Accade inoltre che l’allora presidente del paese Fernando Collor aveva appena approvato un piano economico da paura, del tipo che la gente la notte andava a letto la sera con i suoi risparmi in banca e la mattina dopo il governo aveva congelato tutto: la gente si suicidava, c’era un caos insomma, per cui terminato il mio contratto con l’agenzia, fatti due conti, mi resi conto che non c’era la possibilità di stare in Brasile. Tornai in Italia con un po’ di bottiglie di “cachaca” (acqua ardente brasiliana), un po’di lime, e cominciai a far provare caipirinhas ai miei amici in Italia nella città dove sono nato.
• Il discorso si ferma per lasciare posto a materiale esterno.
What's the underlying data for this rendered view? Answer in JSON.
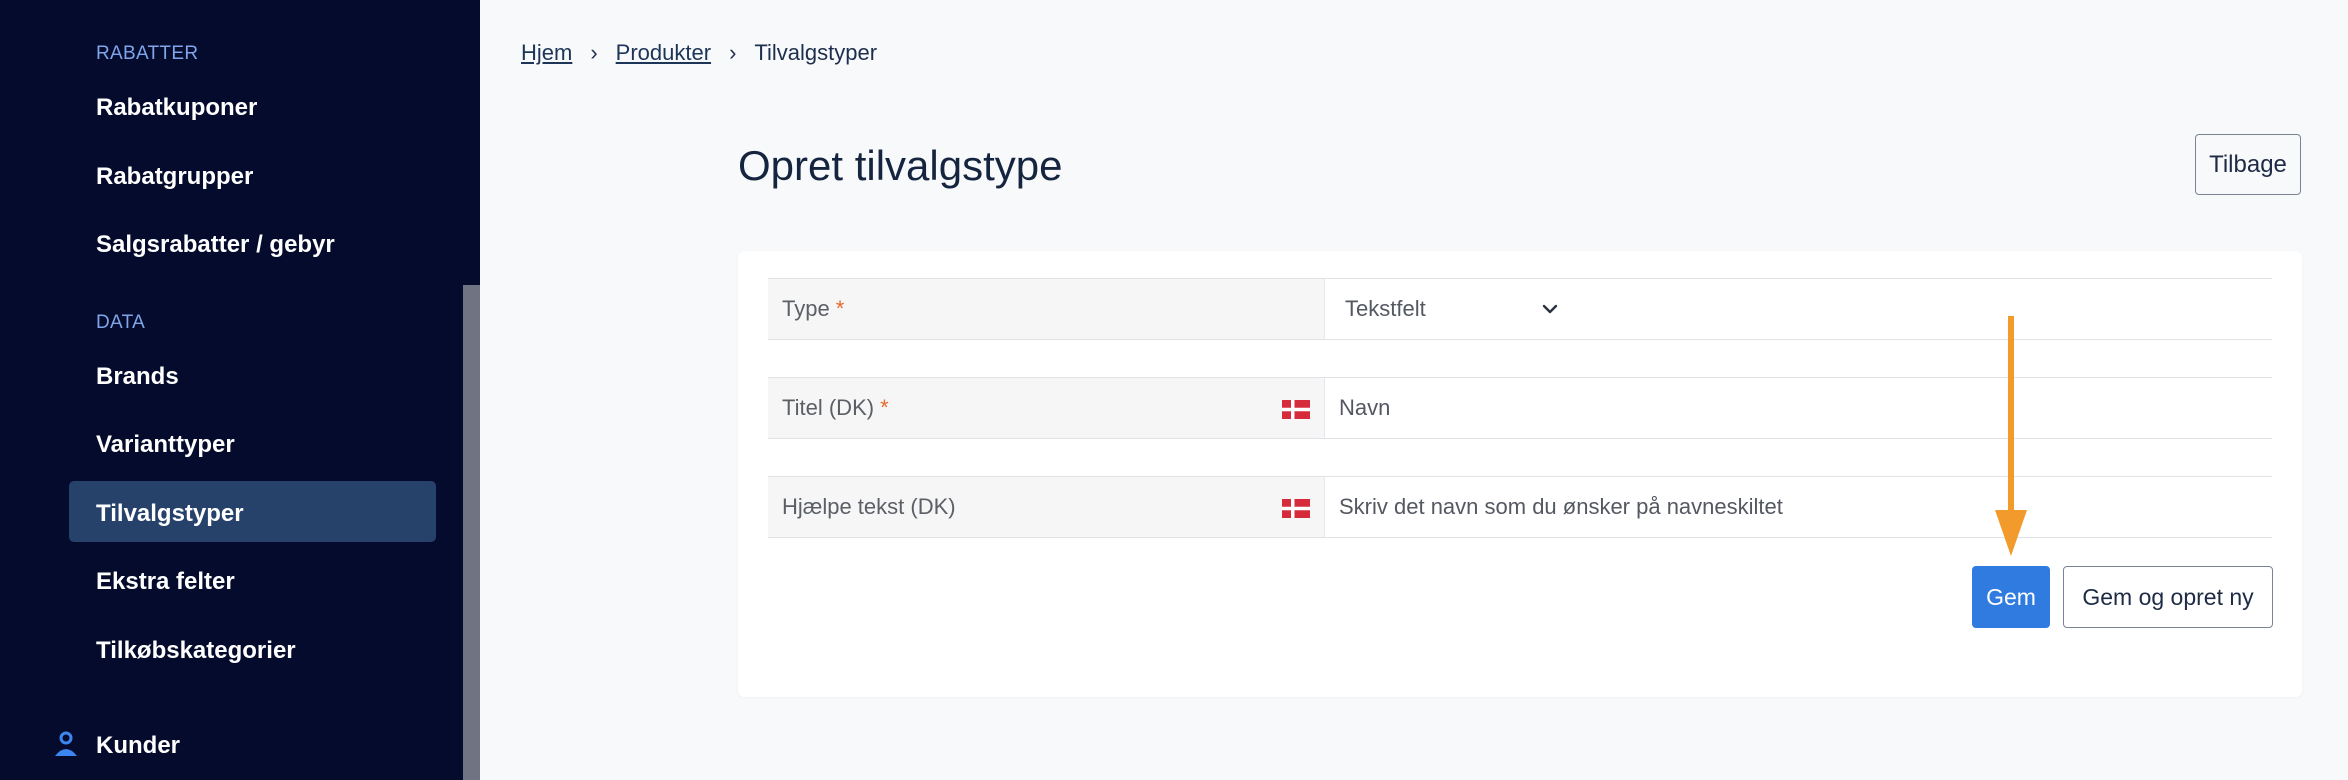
{
  "sidebar": {
    "sections": [
      {
        "label": "RABATTER",
        "items": [
          {
            "label": "Rabatkuponer"
          },
          {
            "label": "Rabatgrupper"
          },
          {
            "label": "Salgsrabatter / gebyr"
          }
        ]
      },
      {
        "label": "DATA",
        "items": [
          {
            "label": "Brands"
          },
          {
            "label": "Varianttyper"
          },
          {
            "label": "Tilvalgstyper",
            "active": true
          },
          {
            "label": "Ekstra felter"
          },
          {
            "label": "Tilkøbskategorier"
          }
        ]
      }
    ],
    "bottom_item": {
      "label": "Kunder",
      "icon": "person-icon"
    }
  },
  "breadcrumb": {
    "items": [
      "Hjem",
      "Produkter",
      "Tilvalgstyper"
    ]
  },
  "page": {
    "title": "Opret tilvalgstype",
    "back_label": "Tilbage"
  },
  "form": {
    "type": {
      "label": "Type",
      "required_mark": "*",
      "value": "Tekstfelt"
    },
    "title": {
      "label": "Titel (DK)",
      "required_mark": "*",
      "value": "Navn",
      "flag": "denmark-flag-icon"
    },
    "help": {
      "label": "Hjælpe tekst (DK)",
      "value": "Skriv det navn som du ønsker på navneskiltet",
      "flag": "denmark-flag-icon"
    },
    "save_label": "Gem",
    "save_new_label": "Gem og opret ny"
  },
  "colors": {
    "sidebar_bg": "#050b2c",
    "active_item_bg": "#26426b",
    "section_label": "#7fa6ea",
    "primary": "#2f7be0",
    "annotation_arrow": "#f39a2c"
  }
}
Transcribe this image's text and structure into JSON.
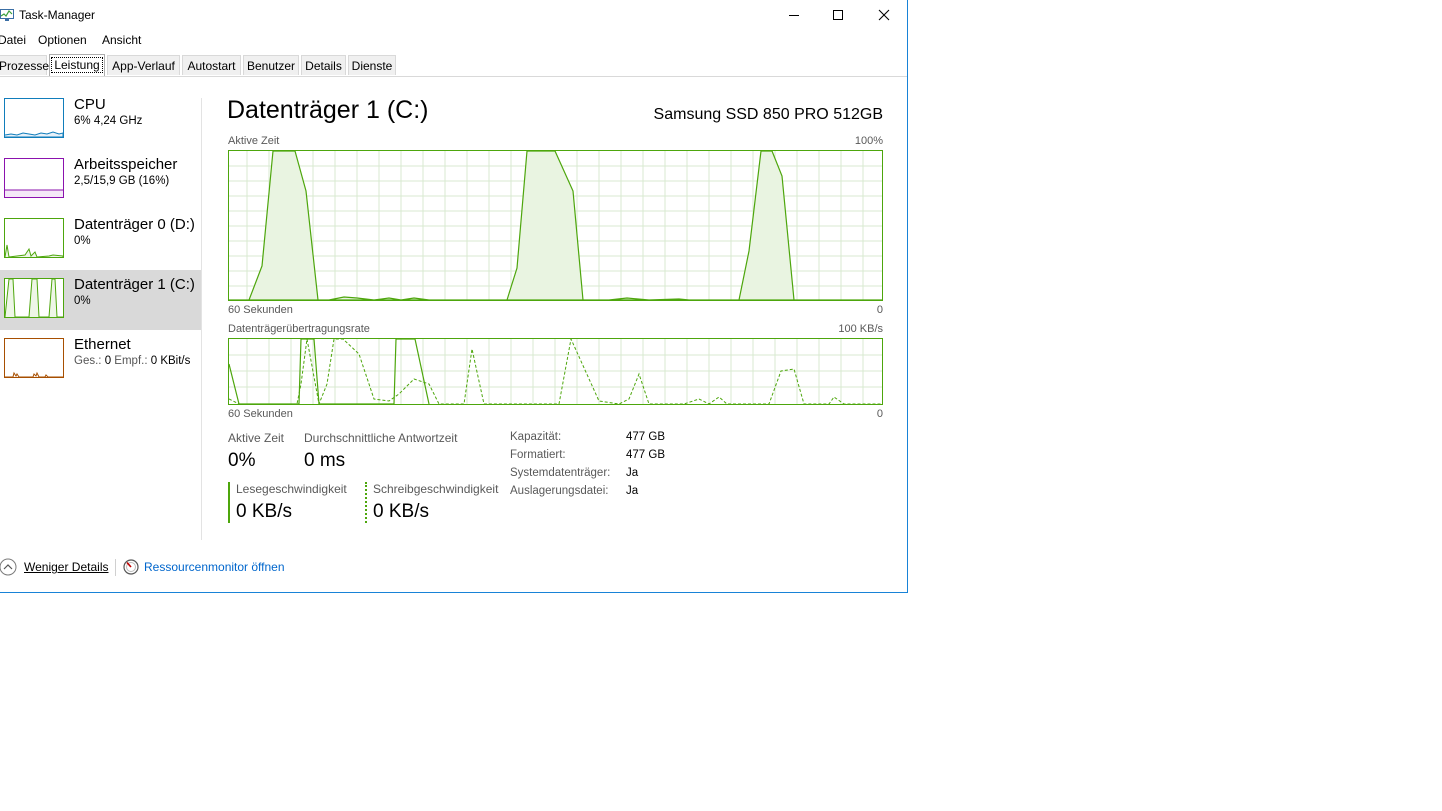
{
  "window": {
    "title": "Task-Manager",
    "controls": [
      "minimize",
      "maximize",
      "close"
    ]
  },
  "menu": {
    "items": [
      {
        "label": "Datei",
        "accel": "D"
      },
      {
        "label": "Optionen",
        "accel": "O"
      },
      {
        "label": "Ansicht",
        "accel": "A"
      }
    ]
  },
  "tabs": [
    {
      "label": "Prozesse"
    },
    {
      "label": "Leistung",
      "active": true
    },
    {
      "label": "App-Verlauf"
    },
    {
      "label": "Autostart"
    },
    {
      "label": "Benutzer"
    },
    {
      "label": "Details"
    },
    {
      "label": "Dienste"
    }
  ],
  "sidebar": {
    "items": [
      {
        "title": "CPU",
        "sub": "6%  4,24 GHz",
        "color": "#117dbb"
      },
      {
        "title": "Arbeitsspeicher",
        "sub": "2,5/15,9 GB (16%)",
        "color": "#8b12ae"
      },
      {
        "title": "Datenträger 0 (D:)",
        "sub": "0%",
        "color": "#4da60c"
      },
      {
        "title": "Datenträger 1 (C:)",
        "sub": "0%",
        "color": "#4da60c",
        "selected": true
      },
      {
        "title": "Ethernet",
        "sub_prefix": "Ges.:",
        "sub_send": "0",
        "sub_recv_prefix": "Empf.:",
        "sub_recv": "0 KBit/s",
        "color": "#a74f01"
      }
    ]
  },
  "main": {
    "title": "Datenträger 1 (C:)",
    "device": "Samsung SSD 850 PRO 512GB",
    "graph1": {
      "label": "Aktive Zeit",
      "max": "100%",
      "time": "60 Sekunden",
      "min": "0"
    },
    "graph2": {
      "label": "Datenträgerübertragungsrate",
      "max": "100 KB/s",
      "time": "60 Sekunden",
      "min": "0"
    },
    "stats": {
      "active_label": "Aktive Zeit",
      "active_value": "0%",
      "resp_label": "Durchschnittliche Antwortzeit",
      "resp_value": "0 ms",
      "read_label": "Lesegeschwindigkeit",
      "read_value": "0 KB/s",
      "write_label": "Schreibgeschwindigkeit",
      "write_value": "0 KB/s"
    },
    "properties": [
      {
        "label": "Kapazität:",
        "value": "477 GB"
      },
      {
        "label": "Formatiert:",
        "value": "477 GB"
      },
      {
        "label": "Systemdatenträger:",
        "value": "Ja"
      },
      {
        "label": "Auslagerungsdatei:",
        "value": "Ja"
      }
    ]
  },
  "footer": {
    "fewer_details": "Weniger Details",
    "fewer_accel": "W",
    "resource_monitor": "Ressourcenmonitor öffnen"
  },
  "colors": {
    "disk": "#4da60c",
    "cpu": "#117dbb",
    "memory": "#8b12ae",
    "ethernet": "#a74f01",
    "selection": "#d9d9d9"
  }
}
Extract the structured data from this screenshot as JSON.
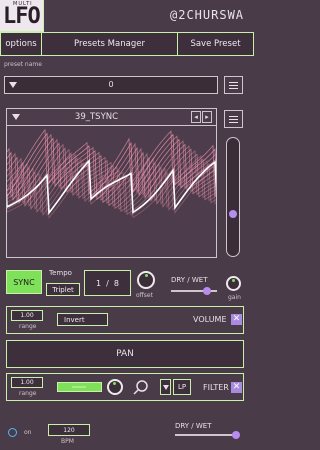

A quel punto che hai fatto?
Avevo parecchie idee in testa, parlai con un amico di scuola e così nacque l’idea di aprire un locale latino in Brianza -siamo nel ’94- e dopo sei mesi aprì il “Le Bahia” (www.lebahia.com, il locale esiste ancora adesso e penso sia uno dei locali storici latini in Italia). Mi ricordo che all’inaugurazione vendemmo qualcosa come 500 caipirinhas in 3 ore! Il locale partì alla grande e c’erano autobus che arrivavano da tutto il Nord per venire da noi il fine settimana. Purtroppo mi accorsi pian piano che l’Italia è un paese di vecchi fatto per vecchi, i giovani non hanno spazio e nemmeno le loro idee, figurarsi aprire un locale in Brianza, latino poi.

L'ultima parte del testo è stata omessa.